Other Recommendations
Establish a supply chain management system for product procurement and open source software, improve the safety management of application development life cycle, strengthen the monitoring of upstream and downstream threat intelligence of software, and timely grasp the security risks of applications and products.
Statement
This advisory is only used to describe a potential risk.

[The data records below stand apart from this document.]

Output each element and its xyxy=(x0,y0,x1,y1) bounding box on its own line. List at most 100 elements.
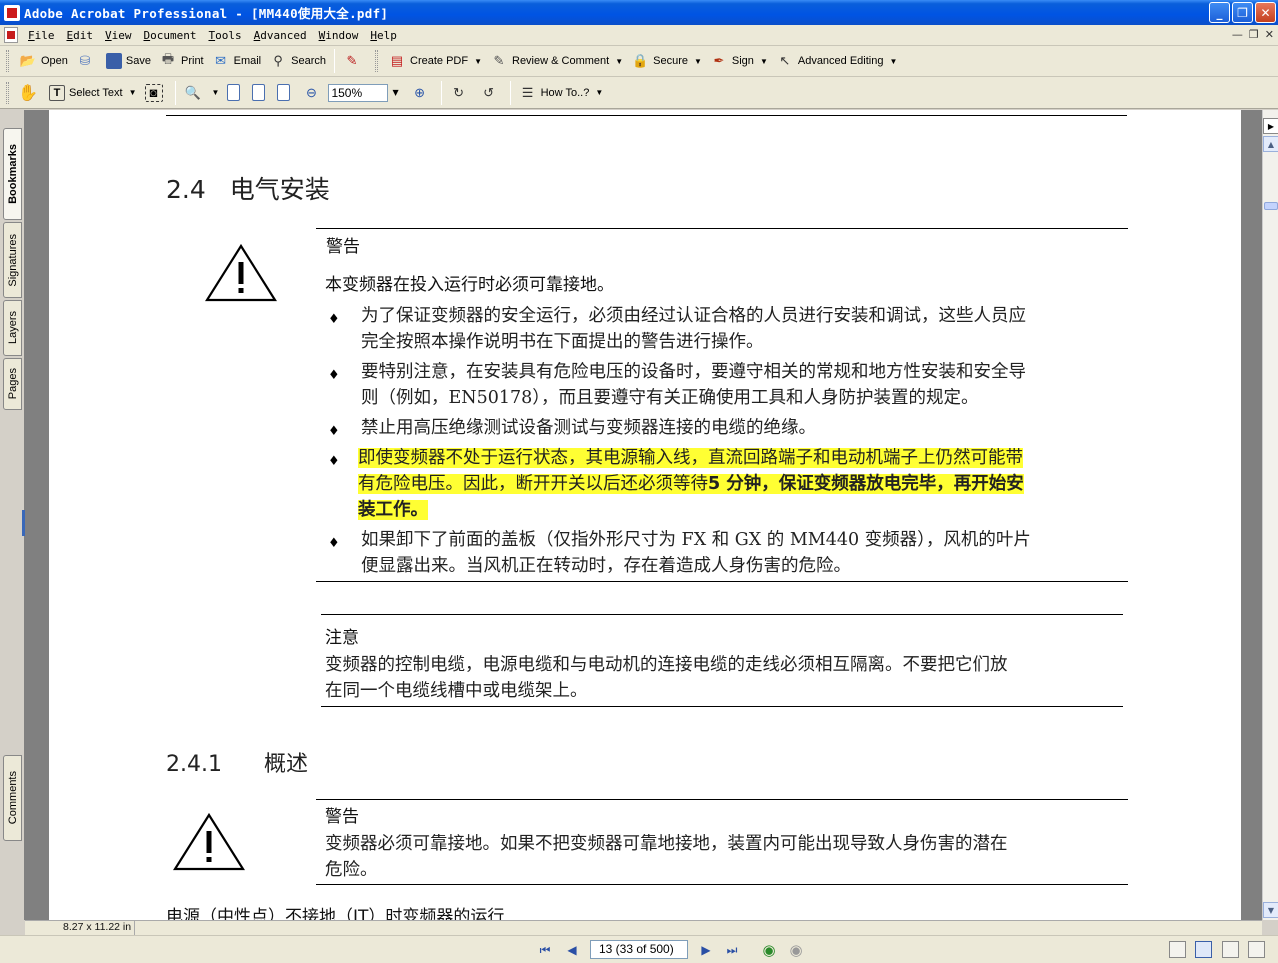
close-button[interactable]: ✕ xyxy=(1255,2,1276,23)
highlight-annotation-bold[interactable]: 装工作。 xyxy=(358,500,428,520)
review-comment-button[interactable]: ✎ Review & Comment ▼ xyxy=(486,49,627,73)
bullet-diamond-icon: ♦ xyxy=(328,536,340,551)
tab-signatures[interactable]: Signatures xyxy=(3,222,22,298)
scroll-down-arrow-icon[interactable]: ▼ xyxy=(1263,902,1278,918)
note-text-rest: 必须相互隔离。不要把它们放 xyxy=(780,655,1008,675)
actual-size-button[interactable] xyxy=(223,81,248,105)
warning2-box-top-rule xyxy=(316,799,1128,800)
restore-button[interactable]: ❐ xyxy=(1232,2,1253,23)
document-icon[interactable] xyxy=(4,27,18,43)
highlight-annotation[interactable]: 有危险电压。因此，断开开关以后还必须等待 xyxy=(358,474,708,494)
sign-button[interactable]: ✒ Sign ▼ xyxy=(706,49,772,73)
search-button[interactable]: ⚲ Search xyxy=(265,49,330,73)
single-page-view-icon[interactable] xyxy=(1169,941,1186,958)
toolbar-separator xyxy=(440,80,442,105)
continuous-facing-view-icon[interactable] xyxy=(1248,941,1265,958)
doc-close-icon[interactable]: ✕ xyxy=(1265,28,1274,41)
subsection-number: 2.4.1 xyxy=(166,752,222,777)
tab-layers[interactable]: Layers xyxy=(3,300,22,356)
touchup-icon: ↖ xyxy=(779,53,791,68)
secure-label: Secure xyxy=(653,55,688,67)
rotate-counterclockwise-icon: ↺ xyxy=(483,84,495,100)
open-button[interactable]: 📂 Open xyxy=(15,49,72,73)
scroll-thumb[interactable] xyxy=(1264,202,1278,210)
warning2-text-rest: 如果不把变频器可靠地接地，装置内可能出现导致人身伤害的潜在 xyxy=(500,834,1008,854)
toolbar-separator xyxy=(174,80,176,105)
forms-button[interactable]: ✎ xyxy=(339,49,369,73)
rotate-clockwise-button[interactable]: ↻ xyxy=(446,81,476,105)
fit-page-button[interactable] xyxy=(248,81,273,105)
view-toolbar: ✋ T Select Text ▼ ◙ 🔍 ▼ ⊖ 150% ▼ ⊕ ↻ ↺ ☰… xyxy=(0,77,1278,109)
fit-width-icon xyxy=(277,84,291,101)
tab-comments[interactable]: Comments xyxy=(3,755,22,841)
toolbar-grip[interactable] xyxy=(6,50,9,72)
next-page-icon[interactable]: ▶ xyxy=(697,941,715,959)
create-pdf-label: Create PDF xyxy=(410,55,469,67)
zoom-dropdown-icon[interactable]: ▼ xyxy=(392,88,398,97)
zoom-in-button[interactable]: ⊕ xyxy=(407,81,437,105)
menu-edit[interactable]: Edit xyxy=(61,29,100,42)
rotate-counterclockwise-button[interactable]: ↺ xyxy=(476,81,506,105)
minimize-button[interactable]: _ xyxy=(1209,2,1230,23)
zoom-input[interactable]: 150% xyxy=(328,83,389,102)
zoom-in-tool-button[interactable]: 🔍 ▼ xyxy=(180,81,224,105)
tab-bookmarks[interactable]: Bookmarks xyxy=(3,128,22,220)
bullet-diamond-icon: ♦ xyxy=(328,312,340,327)
print-button[interactable]: 🖶 Print xyxy=(155,49,208,73)
pen-icon: ✒ xyxy=(713,53,725,68)
doc-minimize-icon[interactable]: — xyxy=(1232,28,1243,41)
go-back-icon[interactable]: ◉ xyxy=(760,941,778,959)
toolbar-separator xyxy=(334,49,335,73)
window-title: Adobe Acrobat Professional - [MM440使用大全.… xyxy=(24,6,389,21)
zoom-out-button[interactable]: ⊖ xyxy=(298,81,328,105)
menu-view[interactable]: View xyxy=(99,29,138,42)
continuous-view-icon[interactable] xyxy=(1195,941,1212,958)
menu-window[interactable]: Window xyxy=(313,29,365,42)
page-number-field[interactable]: 13 (33 of 500) xyxy=(590,940,688,959)
first-page-icon[interactable]: ⏮ xyxy=(536,941,554,959)
menu-tools[interactable]: Tools xyxy=(202,29,247,42)
fit-width-button[interactable] xyxy=(273,81,298,105)
hand-tool-button[interactable]: ✋ xyxy=(15,81,45,105)
snapshot-button[interactable]: ◙ xyxy=(141,81,171,105)
select-text-button[interactable]: T Select Text ▼ xyxy=(45,81,141,105)
vertical-scrollbar[interactable]: ▶ ▲ ▼ xyxy=(1262,110,1278,920)
bullet-1-text: 为了保证变频器的安全运行，必须由经过认证合格的人员进行安装和调试，这些人员应 完… xyxy=(361,303,1026,355)
how-to-button[interactable]: ☰ How To..? ▼ xyxy=(515,81,608,105)
menu-file[interactable]: File xyxy=(22,29,61,42)
email-button[interactable]: ✉ Email xyxy=(208,49,266,73)
bullet-3-text: 禁止用高压绝缘测试设备测试与变频器连接的电缆的绝缘。 xyxy=(361,418,816,438)
hand-icon: ✋ xyxy=(18,84,38,102)
tab-pages[interactable]: Pages xyxy=(3,358,22,410)
toolbar-grip[interactable] xyxy=(375,50,378,72)
facing-view-icon[interactable] xyxy=(1222,941,1239,958)
menu-document[interactable]: Document xyxy=(138,29,203,42)
organizer-button[interactable]: ⛁ xyxy=(72,49,102,73)
tab-bookmarks-label: Bookmarks xyxy=(6,144,19,204)
note-bold-text: 变频器的控制电缆，电源电缆和与电动机的连接电缆的走线 xyxy=(325,655,780,675)
magnifier-icon: 🔍 xyxy=(184,84,201,100)
document-viewport[interactable]: 2.4 电气安装 警告 本变频器在投入运行时必须可靠接地。 ♦ 为了保证变频器的安… xyxy=(25,110,1262,920)
select-text-label: Select Text xyxy=(69,86,123,99)
secure-button[interactable]: 🔒 Secure ▼ xyxy=(627,49,706,73)
save-button[interactable]: Save xyxy=(102,49,155,73)
scroll-up-arrow-icon[interactable]: ▲ xyxy=(1263,136,1278,152)
last-page-icon[interactable]: ⏭ xyxy=(723,941,741,959)
horizontal-scrollbar[interactable]: 8.27 x 11.22 in xyxy=(25,920,1262,935)
toolbar-grip[interactable] xyxy=(6,81,9,104)
advanced-editing-button[interactable]: ↖ Advanced Editing ▼ xyxy=(772,49,902,73)
panel-toggle-arrow-icon[interactable]: ▶ xyxy=(1263,118,1278,134)
highlight-annotation[interactable]: 即使变频器不处于运行状态，其电源输入线，直流回路端子和电动机端子上仍然可能带 xyxy=(358,448,1023,468)
highlight-annotation-bold[interactable]: 5 分钟，保证变频器放电完毕，再开始安 xyxy=(708,474,1024,494)
go-forward-icon[interactable]: ◉ xyxy=(787,941,805,959)
pdf-page: 2.4 电气安装 警告 本变频器在投入运行时必须可靠接地。 ♦ 为了保证变频器的安… xyxy=(49,110,1241,920)
create-pdf-button[interactable]: ▤ Create PDF ▼ xyxy=(384,49,486,73)
menu-help[interactable]: Help xyxy=(364,29,403,42)
binoculars-icon: ⚲ xyxy=(273,53,283,68)
doc-restore-icon[interactable]: ❐ xyxy=(1249,28,1259,41)
note-box-top-rule xyxy=(321,614,1123,615)
advanced-editing-label: Advanced Editing xyxy=(797,55,884,67)
menu-advanced[interactable]: Advanced xyxy=(248,29,313,42)
organizer-icon: ⛁ xyxy=(79,53,91,68)
previous-page-icon[interactable]: ◀ xyxy=(563,941,581,959)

NSFOCUS does not provide any commitment or promise on this advisory. NSFOCUS and the author will not bear any liability for any direct and/or indirect consequences and losses caused by transmitting and/or using this advisory. NSFOCUS reserves all the rights to modify and interpret this advisory. Please include this statement paragraph when reproducing or transferring this advisory. Do not modify this advisory, add/delete any information to/from it, or use this advisory for commercial purposes without permission from NSFOCUS.